The 5-HT3 antagonist, ondansetron (OND), and the cannabinoid, delta9-tetrahydrocannabinol (delta9-THC), have been shown to interfere with emesis; however, their relative and/or combined effectiveness in suppressing vomiting produced by the chemotherapeutic agent, cisplatin, is unknown.
To evaluate the potential of: 1) a broad range of doses of delta9-THC and OND to prevent cisplatin-induced vomiting and retching in the Suncus murinus (house musk shrew), 2) combined treatment with ineffective individual doses of delta9-THC and OND to prevent cisplatin-induced vomiting and retching, 3) the CB1 receptor antagonist, SR141716, to reverse the antiemetic effects of OND, and 4) cannabidiol (CBD), the principal non-psychoactive component of marijuana, to reverse cisplatin-induced vomiting in the shrew.
Shrews were injected with various doses of OND (0.02-6.0 mg/kg), delta9-THC (1.25-10 mg/kg) and a combination of ineffective doses of each (0.02 mg/kg OND+1.25 mg/kg delta9-THC) prior to being injected with cisplatin (20 mg/kg) which induces vomiting.

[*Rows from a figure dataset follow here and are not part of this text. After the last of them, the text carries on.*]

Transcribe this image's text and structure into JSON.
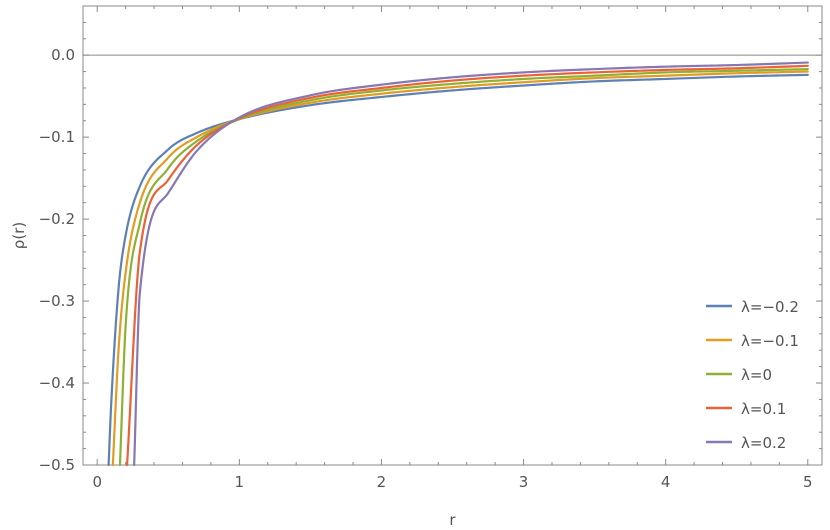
{
  "chart_data": {
    "type": "line",
    "title": "",
    "xlabel": "r",
    "ylabel": "ρ(r)",
    "xlim": [
      -0.1,
      5.1
    ],
    "ylim": [
      -0.5,
      0.06
    ],
    "x_ticks": [
      0,
      1,
      2,
      3,
      4,
      5
    ],
    "x_tick_labels": [
      "0",
      "1",
      "2",
      "3",
      "4",
      "5"
    ],
    "y_ticks": [
      0.0,
      -0.1,
      -0.2,
      -0.3,
      -0.4,
      -0.5
    ],
    "y_tick_labels": [
      "0.0",
      "−0.1",
      "−0.2",
      "−0.3",
      "−0.4",
      "−0.5"
    ],
    "grid": false,
    "zero_line": true,
    "legend_position": "bottom-right",
    "x": [
      0.08,
      0.1,
      0.15,
      0.2,
      0.3,
      0.5,
      0.7,
      1.0,
      1.5,
      2.0,
      2.5,
      3.0,
      3.5,
      4.0,
      4.5,
      5.0
    ],
    "series": [
      {
        "name": "λ=−0.2",
        "color": "#5e81b5",
        "values": [
          -0.5,
          -0.42,
          -0.285,
          -0.22,
          -0.16,
          -0.115,
          -0.095,
          -0.078,
          -0.061,
          -0.051,
          -0.043,
          -0.037,
          -0.032,
          -0.029,
          -0.026,
          -0.024
        ]
      },
      {
        "name": "λ=−0.1",
        "color": "#e19c24",
        "values": [
          null,
          -0.5,
          -0.36,
          -0.265,
          -0.18,
          -0.125,
          -0.1,
          -0.078,
          -0.058,
          -0.047,
          -0.039,
          -0.033,
          -0.028,
          -0.025,
          -0.022,
          -0.02
        ]
      },
      {
        "name": "λ=0",
        "color": "#8fb032",
        "values": [
          null,
          null,
          -0.46,
          -0.33,
          -0.205,
          -0.138,
          -0.105,
          -0.078,
          -0.055,
          -0.043,
          -0.035,
          -0.029,
          -0.025,
          -0.021,
          -0.019,
          -0.017
        ]
      },
      {
        "name": "λ=0.1",
        "color": "#eb6235",
        "values": [
          null,
          null,
          null,
          -0.43,
          -0.24,
          -0.152,
          -0.11,
          -0.077,
          -0.052,
          -0.04,
          -0.031,
          -0.025,
          -0.021,
          -0.018,
          -0.016,
          -0.013
        ]
      },
      {
        "name": "λ=0.2",
        "color": "#8778b3",
        "values": [
          null,
          null,
          null,
          null,
          -0.29,
          -0.168,
          -0.117,
          -0.076,
          -0.049,
          -0.036,
          -0.027,
          -0.021,
          -0.017,
          -0.014,
          -0.012,
          -0.009
        ]
      }
    ],
    "series_start_x": [
      0.08,
      0.11,
      0.16,
      0.21,
      0.26
    ]
  }
}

Shrews were also injected with CBD (5 mg/kg and 40 mg/kg) prior to an injection of cisplatin.
OND and delta9-THC both dose-dependently suppressed cisplatin-induced vomiting and retching. Furthermore, a combined pretreatment of doses of the two drugs that were ineffective alone completely suppressed vomiting and retching. CBD produced a biphasic effect, suppressing vomiting at 5 mg/kg and potentiating it at 40 mg/kg.
A low dose of the non-intoxicating cannabinoid CBD may be an effective anti-emetic treatment and combined doses of OND and delta9-THC that are ineffective alone suppresses cisplatin-induced emetic reactions in shrews.